Mayor Michael R. Bloomberg of New York City was unabashed in his praise for the woman who brought him into the world, seated in the front row, third seat in from the center aisle as her son addressed graduates.
The local boy, a product of a Medford bookkeeper and dairy farmer, made it seem like Mother's Day had returned to Medford. The founder of the business news service that bears his name mentioned his mother, Charlotte, repeatedly in his 20-minute speech to the more than 2,100 graduates.
"Mother, I hope I'm not embarrassing you," Michael Bloomberg, 65, said at one point from the podium.
The attention didn't seem to bother the Medford resident -- who still lives in Bloomberg's childhood home, about 10 minutes from campus -- nor did the trickling rain on the muddy quad where she sat in a khaki raincoat, someone holding an umbrella over her.
Bloomberg first brought up his mother when discussing the honorary degree Tufts bestowed upon him: a Doctor of Public Service, honoris causa.
"My mother always wanted me to be a doctor," quipped the mayor , who earned a bachelor's at Johns Hopkins University and a master of business administration at Harvard.
He even tried invoking his mother's name to score points with the graduates, whom he assumed to be mostly New Englanders and Red Sox fans.
"You should know she dislikes the Yankees almost as much as most of you," he said. "She's never forgiven them for stealing Babe Ruth away -- when she was 10 years old."
But Michael Bloomberg, who was being trailed yesterday by two New York City tabloid reporters, did not say which team he roots for these days.
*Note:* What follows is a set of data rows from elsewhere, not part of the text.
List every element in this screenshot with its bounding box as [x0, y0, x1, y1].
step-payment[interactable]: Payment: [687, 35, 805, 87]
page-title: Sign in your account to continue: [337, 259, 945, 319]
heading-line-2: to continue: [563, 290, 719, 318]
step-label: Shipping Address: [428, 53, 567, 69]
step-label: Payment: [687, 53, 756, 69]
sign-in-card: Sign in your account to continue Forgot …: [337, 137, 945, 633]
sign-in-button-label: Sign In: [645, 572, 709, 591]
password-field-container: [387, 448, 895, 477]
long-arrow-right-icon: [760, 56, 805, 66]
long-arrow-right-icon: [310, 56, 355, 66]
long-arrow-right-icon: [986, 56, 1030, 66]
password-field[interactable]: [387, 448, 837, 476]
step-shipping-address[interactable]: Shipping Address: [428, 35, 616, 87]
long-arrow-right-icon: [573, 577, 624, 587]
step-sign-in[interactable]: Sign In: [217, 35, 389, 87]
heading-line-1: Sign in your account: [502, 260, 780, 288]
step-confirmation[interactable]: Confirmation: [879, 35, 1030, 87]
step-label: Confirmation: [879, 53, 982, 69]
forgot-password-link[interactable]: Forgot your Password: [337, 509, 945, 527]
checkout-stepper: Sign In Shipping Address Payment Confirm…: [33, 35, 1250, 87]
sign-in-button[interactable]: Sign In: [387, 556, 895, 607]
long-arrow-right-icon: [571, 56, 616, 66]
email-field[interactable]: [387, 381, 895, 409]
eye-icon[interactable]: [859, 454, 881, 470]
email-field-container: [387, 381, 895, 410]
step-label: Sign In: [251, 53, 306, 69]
He noted in his speech that he has thrown opening pitches for the Yankees and Mets, but made no mention of the Yankees' dismal spring.
Bloomberg, a Republican who is weighing a presidential run as an independent, was a hit among the graduates, although he caused one graduate from the Big Apple to slightly grumble.
"I love him, but I wish he made a shout out to us," said Dana Yoo, 22, of Queens. She earned a bachelor's in mechanical engineering and is a New York public schools graduate.
Bloomberg did not spend his entire speech talking about his mother.
Mostly, he joked about student life at Tufts -- what he's heard of it -- and he shared five principles of success: "You gotta take risks," "You can't do it alone," "Give it to them straight," "Respect others," and "The more you give, the more you get."
But even then, he paused for a moment, as if suddenly remembering his audience, and added a sixth principle: "Don't forget to call your mother."
"I do every day," he said.
After the mayor slipped off the stage, his mother finally left her seat. She then did what any other proud mother would do: She gave her son a hug.